Анри Мишо - Портрет А
Линии следуют одна за другой почти безостановочно. Проскальзывают лица, контуры лиц (чаше в профиль), застывают колеблющиеся очертания, вытягиваются, скручиваются, словно лица летчиков, на которых обрушилось высокое давление и смяло им щеки и лоб, как будто они из каучука. (Вытягиваются лица) Но мои-то — почти одномерные, не такие страшные, просто забавные и все. Одно в них неприятно — их размер, они размером со скалу, (лица среди скал) и вместе с линиями-синусоидами, которые их уносят, они как будто еще продолжают расти.
И кроме этих причудливых лиц, что посмеиваются, расплываясь (хотя, может, это какой-то знак, а я его не понимаю), кроме них — ничего.
Лица — единственные суда, которые плавают в этих непомерных волнах, причем плавают не по волнам, а в них самих.
Какие же они все-таки огромные! Они невероятно увеличены, но от увеличения нисколько не меняется забавное выражение этих лиц, украшенных жемчужинками нежнейшего серебристо-серого, иногда — голубоватого — цвет удивительно контрастирует с самими бесконечными линиями.

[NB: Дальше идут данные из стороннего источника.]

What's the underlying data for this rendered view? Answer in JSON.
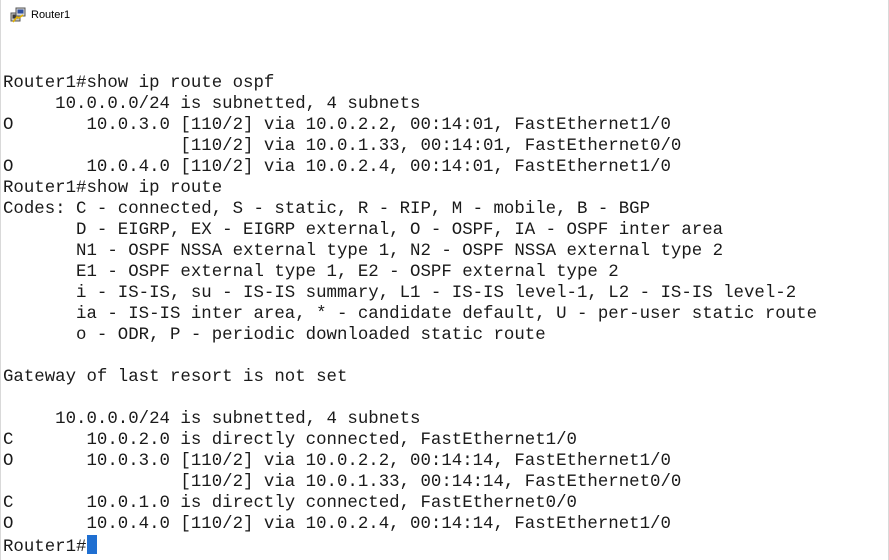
{
  "window": {
    "title": "Router1",
    "icon": "putty-icon"
  },
  "terminal": {
    "lines": [
      "",
      "Router1#show ip route ospf",
      "     10.0.0.0/24 is subnetted, 4 subnets",
      "O       10.0.3.0 [110/2] via 10.0.2.2, 00:14:01, FastEthernet1/0",
      "                 [110/2] via 10.0.1.33, 00:14:01, FastEthernet0/0",
      "O       10.0.4.0 [110/2] via 10.0.2.4, 00:14:01, FastEthernet1/0",
      "Router1#show ip route",
      "Codes: C - connected, S - static, R - RIP, M - mobile, B - BGP",
      "       D - EIGRP, EX - EIGRP external, O - OSPF, IA - OSPF inter area",
      "       N1 - OSPF NSSA external type 1, N2 - OSPF NSSA external type 2",
      "       E1 - OSPF external type 1, E2 - OSPF external type 2",
      "       i - IS-IS, su - IS-IS summary, L1 - IS-IS level-1, L2 - IS-IS level-2",
      "       ia - IS-IS inter area, * - candidate default, U - per-user static route",
      "       o - ODR, P - periodic downloaded static route",
      "",
      "Gateway of last resort is not set",
      "",
      "     10.0.0.0/24 is subnetted, 4 subnets",
      "C       10.0.2.0 is directly connected, FastEthernet1/0",
      "O       10.0.3.0 [110/2] via 10.0.2.2, 00:14:14, FastEthernet1/0",
      "                 [110/2] via 10.0.1.33, 00:14:14, FastEthernet0/0",
      "C       10.0.1.0 is directly connected, FastEthernet0/0",
      "O       10.0.4.0 [110/2] via 10.0.2.4, 00:14:14, FastEthernet1/0"
    ],
    "prompt": "Router1#",
    "cursor_color": "#1f6fd1"
  }
}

На мгновение они оставляют меня в покое. Что-то непонятное спускается с головокружительной высоты, подобно водостоку, но ненадолго, и снова — линии, линии, проклятые линии меня раздирают.

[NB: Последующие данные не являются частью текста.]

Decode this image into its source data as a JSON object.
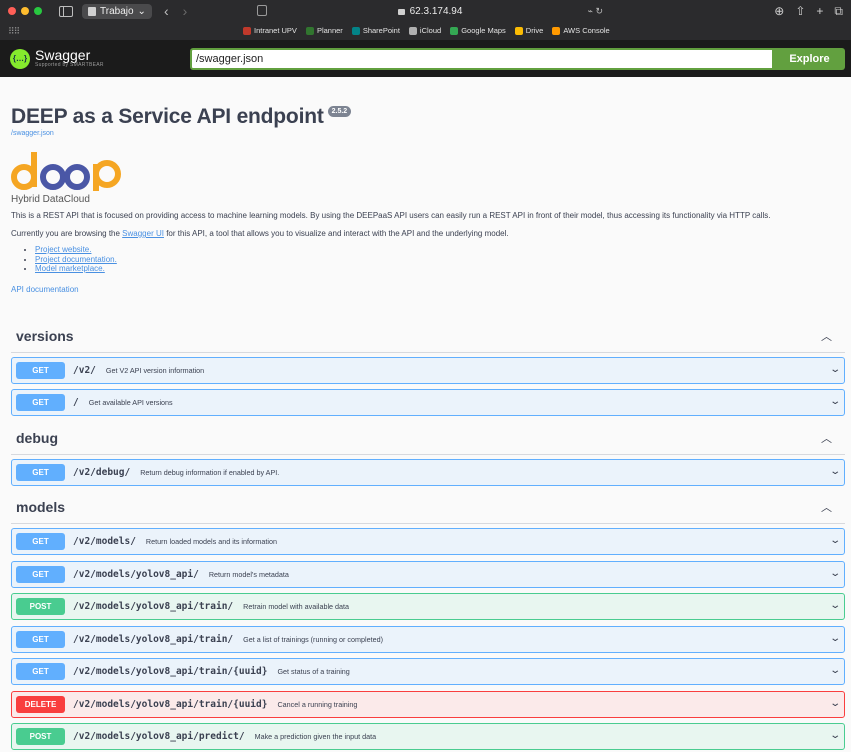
{
  "browser": {
    "tab_group_label": "Trabajo",
    "url": "62.3.174.94",
    "favorites": [
      {
        "label": "Intranet UPV",
        "color": "#c0392b"
      },
      {
        "label": "Planner",
        "color": "#31752f"
      },
      {
        "label": "SharePoint",
        "color": "#038387"
      },
      {
        "label": "iCloud",
        "color": "#b0b0b0"
      },
      {
        "label": "Google Maps",
        "color": "#34a853"
      },
      {
        "label": "Drive",
        "color": "#fbbc04"
      },
      {
        "label": "AWS Console",
        "color": "#ff9900"
      }
    ]
  },
  "topbar": {
    "brand": "Swagger",
    "brand_sub": "Supported by SMARTBEAR",
    "spec_url": "/swagger.json",
    "explore_label": "Explore"
  },
  "info": {
    "title": "DEEP as a Service API endpoint",
    "version": "2.5.2",
    "spec_link": "/swagger.json",
    "logo_sub": "Hybrid DataCloud",
    "description": "This is a REST API that is focused on providing access to machine learning models. By using the DEEPaaS API users can easily run a REST API in front of their model, thus accessing its functionality via HTTP calls.",
    "browsing_pre": "Currently you are browsing the ",
    "browsing_link": "Swagger UI",
    "browsing_post": " for this API, a tool that allows you to visualize and interact with the API and the underlying model.",
    "links": [
      "Project website.",
      "Project documentation.",
      "Model marketplace."
    ],
    "api_doc": "API documentation"
  },
  "groups": [
    {
      "name": "versions",
      "ops": [
        {
          "method": "GET",
          "path": "/v2/",
          "summary": "Get V2 API version information"
        },
        {
          "method": "GET",
          "path": "/",
          "summary": "Get available API versions"
        }
      ]
    },
    {
      "name": "debug",
      "ops": [
        {
          "method": "GET",
          "path": "/v2/debug/",
          "summary": "Return debug information if enabled by API."
        }
      ]
    },
    {
      "name": "models",
      "ops": [
        {
          "method": "GET",
          "path": "/v2/models/",
          "summary": "Return loaded models and its information"
        },
        {
          "method": "GET",
          "path": "/v2/models/yolov8_api/",
          "summary": "Return model's metadata"
        },
        {
          "method": "POST",
          "path": "/v2/models/yolov8_api/train/",
          "summary": "Retrain model with available data"
        },
        {
          "method": "GET",
          "path": "/v2/models/yolov8_api/train/",
          "summary": "Get a list of trainings (running or completed)"
        },
        {
          "method": "GET",
          "path": "/v2/models/yolov8_api/train/{uuid}",
          "summary": "Get status of a training"
        },
        {
          "method": "DELETE",
          "path": "/v2/models/yolov8_api/train/{uuid}",
          "summary": "Cancel a running training"
        },
        {
          "method": "POST",
          "path": "/v2/models/yolov8_api/predict/",
          "summary": "Make a prediction given the input data"
        }
      ]
    }
  ],
  "colors": {
    "get": "#61affe",
    "post": "#49cc90",
    "delete": "#f93e3e",
    "swagger_green": "#62a03f",
    "deep_orange": "#f5a623",
    "deep_blue": "#4a57a6"
  }
}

А голова моя все явственней теряет чувствительность, становится картонной, я тру ее под шалью и самой шалью, тру машинально и злобно, — единственный живой участок моего существа, все, что у меня осталось, отечество, которое все меньше и меньше.
А линии, те линии, что меня раздирают, кажется, еще выросли. Я едва сдерживаюсь, чтобы не потянуться за сахаром: его используют как противоядие. И все же, почти машинально, съедаю несколько долек апельсина. Что-то подозрительное в этих растущих линиях, которые становятся скалами, бесконечно удлиняют лица, но я пока занят записью и не успеваю осознать, что происходит.

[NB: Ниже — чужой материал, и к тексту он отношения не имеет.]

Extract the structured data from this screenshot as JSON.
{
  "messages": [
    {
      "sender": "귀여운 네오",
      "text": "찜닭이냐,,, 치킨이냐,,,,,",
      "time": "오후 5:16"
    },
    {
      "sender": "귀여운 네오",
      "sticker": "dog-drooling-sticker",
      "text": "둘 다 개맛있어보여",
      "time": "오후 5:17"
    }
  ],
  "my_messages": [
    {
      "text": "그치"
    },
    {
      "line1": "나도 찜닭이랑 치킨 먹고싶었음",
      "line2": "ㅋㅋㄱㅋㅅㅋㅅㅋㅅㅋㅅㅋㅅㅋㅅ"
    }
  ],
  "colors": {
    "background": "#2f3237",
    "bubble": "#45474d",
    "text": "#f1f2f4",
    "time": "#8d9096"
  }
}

А линии все удлиняются, их уже не зарисовать, даже приблизительно: никакой бумаги не хватит. Я бросаю это занятие, кладу карандаш, отодвигаю бумагу и собираюсь заняться другим делом.
Мне говорили о видениях в хрустале. (Но тут я, наверно, тоже недопонял и воображал, что смогу перенести в хрусталь видения, которые возникают у меня в голове.) И вот я взял шар, который заранее положил поближе к себе, покрутил его в руке, потом еще, как мне запомнилось, с таким же недоумением, с каким ребенок берет новый предмет, не зная, как им пользоваться, да и стоит ли, и уже готов положить его на место. Так я и собирался сделать, подержав его безрезультатно в разных положениях и ничего не увидев, кроме собственных пальцев, увеличенных рефракцией, и тут… Я ПОШЕЛ НА ДНО.
Это было внезапное погружение. (Погружение) Закрыв глаза, я пытался вернуть видения, но тщетно: я и сам знал, что с ними покончено. Меня отключили от сети. Я затерялся в потрясающих глубинах и больше не шевелился. Несколько секунд я провел в оцепенении. А потом бессчетные волны мескалинового океана обрушились на меня и завертели. И завертели, завертели, завертели, завертели, завертели. Этому не будет конца, никогда не будет. Я остался один на один с вибрацией разрушения, для которой нет ни окраин, ни закутков, я — человек-мишень, и мне уже не вернуться в свои пенаты.(Во власти вибрации разрушения)
Что же я сделал? Погружаясь, я, видимо, слился с собой, в самой своей глубине, совпал с самим собой,[52] перестал быть зрителем-наблюдателем, а вернулся сам к себе, и вот тут прямо на нас обрушился смерч.
Может быть, хрустальный шар только ускорил мое поражение. Я в любом случае был бы повержен. А вдруг нет? Этого я никогда не узнаю.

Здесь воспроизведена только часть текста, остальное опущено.